Het lab van Kailai Li, kersvers universitair hoofddocent computerwetenschappen, is niet groot, maar biedt net voldoende ruimte om zijn robothond Tudor te demonstreren. ‘Geef poot’, instrueert Li de hond. Liggen, rollen, springen, een handstand en zelfs yogaposes: Tudor kan het allemaal.
Met zijn nieuwe onderzoeksgroep ASIG – Agile Sensing and Intelligence Group – ontwikkelt Li multisensorische modules en algoritmes die de robothond kan gebruiken om zich autonoom voort te bewegen in een onbekende omgeving. ‘Bijvoorbeeld na een aardbeving’, legt Li uit. ‘Dan wil je tegen zo’n robot kunnen zeggen: verken zo snel mogelijk dit gebied.’
Om naar een volgend punt te gaan, moet je eerst weten waar je bent
Geen makkelijke opdracht, met het oog op het ongelijke terrein, het puin, gebouwen die later instorten. ‘Om naar een volgend punt te gaan, moet je eerst weten waar je bent’, vertelt Li. Hiervoor zijn verschillende goede sensoren nodig, die de omgeving in realtime waarnemen.
Zelfbewust
Niet alleen de omgeving, maar ook zijn eigen positie is belangrijk om moeiteloos te bewegen in een vreemde omgeving. ‘De robot moet niet alleen weten wat er om hem heen gebeurt, maar ook bewust zijn van zichzelf: hoe snel, in welke hoek en op welke hoogte beweegt hij?’, vertelt Li.
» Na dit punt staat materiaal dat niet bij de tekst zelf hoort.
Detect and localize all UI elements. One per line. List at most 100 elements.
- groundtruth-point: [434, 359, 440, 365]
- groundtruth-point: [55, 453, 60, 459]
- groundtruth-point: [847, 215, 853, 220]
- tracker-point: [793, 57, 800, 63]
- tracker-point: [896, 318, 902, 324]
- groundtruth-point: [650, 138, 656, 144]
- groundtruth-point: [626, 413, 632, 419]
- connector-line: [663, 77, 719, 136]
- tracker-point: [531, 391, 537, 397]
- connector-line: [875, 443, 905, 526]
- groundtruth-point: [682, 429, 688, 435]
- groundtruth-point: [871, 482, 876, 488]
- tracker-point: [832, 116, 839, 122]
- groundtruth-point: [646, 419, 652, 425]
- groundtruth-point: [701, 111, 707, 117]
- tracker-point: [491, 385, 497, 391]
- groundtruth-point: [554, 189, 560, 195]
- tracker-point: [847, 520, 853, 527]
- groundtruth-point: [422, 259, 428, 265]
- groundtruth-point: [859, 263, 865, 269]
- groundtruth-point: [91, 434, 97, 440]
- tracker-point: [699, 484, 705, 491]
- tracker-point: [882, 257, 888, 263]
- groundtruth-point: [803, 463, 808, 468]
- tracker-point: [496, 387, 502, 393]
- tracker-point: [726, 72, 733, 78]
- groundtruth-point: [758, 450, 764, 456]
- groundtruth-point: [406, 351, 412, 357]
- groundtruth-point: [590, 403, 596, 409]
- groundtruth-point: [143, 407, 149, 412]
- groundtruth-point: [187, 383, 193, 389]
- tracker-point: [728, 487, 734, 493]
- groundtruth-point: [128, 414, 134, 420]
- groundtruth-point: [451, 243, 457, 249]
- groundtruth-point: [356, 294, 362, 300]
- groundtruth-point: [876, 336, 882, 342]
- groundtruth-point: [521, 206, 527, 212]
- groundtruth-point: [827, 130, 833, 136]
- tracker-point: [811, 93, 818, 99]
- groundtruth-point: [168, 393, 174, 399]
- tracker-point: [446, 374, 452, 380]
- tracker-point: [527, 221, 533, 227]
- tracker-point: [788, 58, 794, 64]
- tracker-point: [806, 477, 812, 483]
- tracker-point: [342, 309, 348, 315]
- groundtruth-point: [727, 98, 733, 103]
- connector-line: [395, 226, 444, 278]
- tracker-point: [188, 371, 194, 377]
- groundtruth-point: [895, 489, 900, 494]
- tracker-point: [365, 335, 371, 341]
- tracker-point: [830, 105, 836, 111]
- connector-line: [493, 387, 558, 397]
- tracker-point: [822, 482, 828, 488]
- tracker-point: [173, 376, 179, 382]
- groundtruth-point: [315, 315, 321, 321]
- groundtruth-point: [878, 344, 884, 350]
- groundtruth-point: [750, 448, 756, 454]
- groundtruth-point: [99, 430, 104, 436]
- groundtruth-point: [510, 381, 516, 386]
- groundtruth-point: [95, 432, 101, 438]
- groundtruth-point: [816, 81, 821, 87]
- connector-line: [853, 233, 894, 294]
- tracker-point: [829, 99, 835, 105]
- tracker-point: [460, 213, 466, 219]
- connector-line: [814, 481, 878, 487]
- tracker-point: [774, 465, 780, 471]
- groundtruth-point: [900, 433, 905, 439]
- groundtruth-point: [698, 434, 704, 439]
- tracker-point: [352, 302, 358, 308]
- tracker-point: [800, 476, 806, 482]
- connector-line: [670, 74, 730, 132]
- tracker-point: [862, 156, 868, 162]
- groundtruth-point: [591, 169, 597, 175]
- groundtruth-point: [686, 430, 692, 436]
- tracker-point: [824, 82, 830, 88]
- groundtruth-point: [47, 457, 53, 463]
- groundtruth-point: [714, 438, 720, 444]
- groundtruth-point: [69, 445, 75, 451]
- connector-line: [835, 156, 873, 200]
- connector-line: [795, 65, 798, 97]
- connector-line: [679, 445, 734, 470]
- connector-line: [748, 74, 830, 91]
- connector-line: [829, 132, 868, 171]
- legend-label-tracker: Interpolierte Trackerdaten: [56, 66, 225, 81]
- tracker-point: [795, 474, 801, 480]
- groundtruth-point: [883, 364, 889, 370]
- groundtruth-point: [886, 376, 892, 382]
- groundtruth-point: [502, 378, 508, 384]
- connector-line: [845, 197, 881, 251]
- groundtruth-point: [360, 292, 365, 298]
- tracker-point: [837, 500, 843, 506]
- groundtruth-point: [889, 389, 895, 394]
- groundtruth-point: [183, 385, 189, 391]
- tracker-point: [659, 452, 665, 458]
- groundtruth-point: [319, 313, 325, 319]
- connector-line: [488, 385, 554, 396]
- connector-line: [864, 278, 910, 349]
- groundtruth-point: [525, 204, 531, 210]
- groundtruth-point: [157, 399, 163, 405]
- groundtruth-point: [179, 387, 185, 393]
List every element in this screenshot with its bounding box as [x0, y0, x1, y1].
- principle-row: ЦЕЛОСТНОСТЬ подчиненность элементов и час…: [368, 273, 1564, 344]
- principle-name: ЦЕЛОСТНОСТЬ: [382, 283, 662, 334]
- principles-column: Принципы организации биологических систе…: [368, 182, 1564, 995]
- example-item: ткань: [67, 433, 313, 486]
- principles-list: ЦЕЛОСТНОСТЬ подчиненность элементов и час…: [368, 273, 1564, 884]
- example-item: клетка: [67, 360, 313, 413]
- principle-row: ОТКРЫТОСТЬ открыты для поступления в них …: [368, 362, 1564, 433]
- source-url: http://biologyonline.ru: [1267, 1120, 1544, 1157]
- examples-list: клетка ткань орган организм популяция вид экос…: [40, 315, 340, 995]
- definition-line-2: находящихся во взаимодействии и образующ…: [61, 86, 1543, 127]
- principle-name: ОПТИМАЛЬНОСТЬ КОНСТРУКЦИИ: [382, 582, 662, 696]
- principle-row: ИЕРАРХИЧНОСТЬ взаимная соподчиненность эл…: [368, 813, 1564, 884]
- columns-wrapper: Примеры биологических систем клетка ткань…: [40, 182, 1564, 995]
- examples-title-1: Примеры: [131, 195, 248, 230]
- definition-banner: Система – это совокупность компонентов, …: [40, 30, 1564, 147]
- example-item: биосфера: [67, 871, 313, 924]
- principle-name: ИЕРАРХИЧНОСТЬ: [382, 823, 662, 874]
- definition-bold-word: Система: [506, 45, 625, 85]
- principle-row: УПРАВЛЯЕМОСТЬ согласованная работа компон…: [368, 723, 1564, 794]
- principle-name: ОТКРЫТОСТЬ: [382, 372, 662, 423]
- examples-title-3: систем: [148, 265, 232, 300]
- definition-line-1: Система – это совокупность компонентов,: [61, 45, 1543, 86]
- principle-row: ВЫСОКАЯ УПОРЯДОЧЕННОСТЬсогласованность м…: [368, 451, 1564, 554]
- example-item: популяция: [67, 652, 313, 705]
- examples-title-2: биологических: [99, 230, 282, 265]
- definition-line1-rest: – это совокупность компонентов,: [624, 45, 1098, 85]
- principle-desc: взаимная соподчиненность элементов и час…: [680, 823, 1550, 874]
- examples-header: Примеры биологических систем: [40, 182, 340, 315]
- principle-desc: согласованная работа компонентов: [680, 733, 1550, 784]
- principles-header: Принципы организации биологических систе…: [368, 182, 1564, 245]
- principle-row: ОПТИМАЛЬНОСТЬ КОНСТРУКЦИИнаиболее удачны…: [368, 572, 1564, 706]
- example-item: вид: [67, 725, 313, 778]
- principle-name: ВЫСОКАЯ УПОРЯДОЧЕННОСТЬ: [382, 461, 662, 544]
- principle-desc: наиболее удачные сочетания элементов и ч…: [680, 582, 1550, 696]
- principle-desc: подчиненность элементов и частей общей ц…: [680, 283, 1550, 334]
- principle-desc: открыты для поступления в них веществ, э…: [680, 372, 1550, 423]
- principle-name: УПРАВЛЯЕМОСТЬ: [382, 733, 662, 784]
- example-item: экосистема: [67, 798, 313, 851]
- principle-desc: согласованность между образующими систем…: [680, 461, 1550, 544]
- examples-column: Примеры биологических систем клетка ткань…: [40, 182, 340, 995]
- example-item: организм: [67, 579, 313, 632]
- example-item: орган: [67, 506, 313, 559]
De informatie van die sensoren kan de robot dan gebruiken om zijn bewegingen hierop aan te passen. Een stapje hoger met linksvoor, of een diepe kuil ontwijken op 12 uur. Maar ook bewegende objecten, zoals mensen, moet de robot uiteindelijk herkennen en hierop anticiperen.
De algoritmes en sensor suites die Li ontwikkelt, test hij in zijn lab, met behulp van bijvoorbeeld Tudor. Hoewel hij hoopt op een groter lab binnenkort, is Li dankbaar voor de support die hij krijgt binnen de faculteit. ‘Studenten en collega’s delen mijn passie en willen me graag helpen waar nodig’, vertelt hij. ‘Dat waardeer ik enorm.’
Raffaella Carloni’s robotbeen
Of protheses wel robots zijn? Jazeker, zegt universitair hoofddocent robotica Raffaella Carloni. ‘Als mensen denken aan robothulpjes, denken ze aan huishoudrobots’, vertelt ze. ‘Maar protheses zijn voor mij hetzelfde; dat zijn ook gewoon robots die mensen helpen en fysiek met ze omgaan.’
Een bionisch been bouwen gebeurt heel anders dan bij andere soorten robots. ‘Er is ook een mens bij betrokken die met dat been moet werken, wat het een beetje ingewikkelder maakt’, vertelt Carloni. ‘Je moet het systeem als geheel bekijken.’
Als ingenieur kun je niet alles zelf doen
Daarom omringt ze zich met een breed, interdisciplinair onderzoeksteam. ‘Als ingenieur kun je niet alles zelf doen.’ Een goed voorbeeld hiervan is het Europese Horizon2020 project MyLeg. ‘Ik wilde de resultaten echt de samenleving in krijgen en heb daarvoor contact gelegd met ziekenhuizen, patiënten en bedrijven’, zegt Carloni. Voor dit werk kreeg ze eind mei de Ben Feringa Impact Award.
Motortjes
Bijzonder aan dit robotbeen zijn de precieze motortjes in de knie, ofwel actuatoren, die de patiënt ondersteunen en het been makkelijk beweegbaar maken. ‘Het doel was om actuatoren te creëren die de functie van de menselijke gewrichten en spieren kunnen nabootsen’, vertelt ze. Patiënten kunnen dan meer zelf, waardoor hun levenskwaliteit toeneemt.
Momenteel werkt ze samen met het UMCG om de robot nóg beter te maken. Ze test hier het bionische been met meer patiënten. Het directe contact met gebruikers van de protheses vindt Carloni motiverend en inspirerend. ‘Patiënten willen graag samenwerken en hun feedback is heel waardevol.’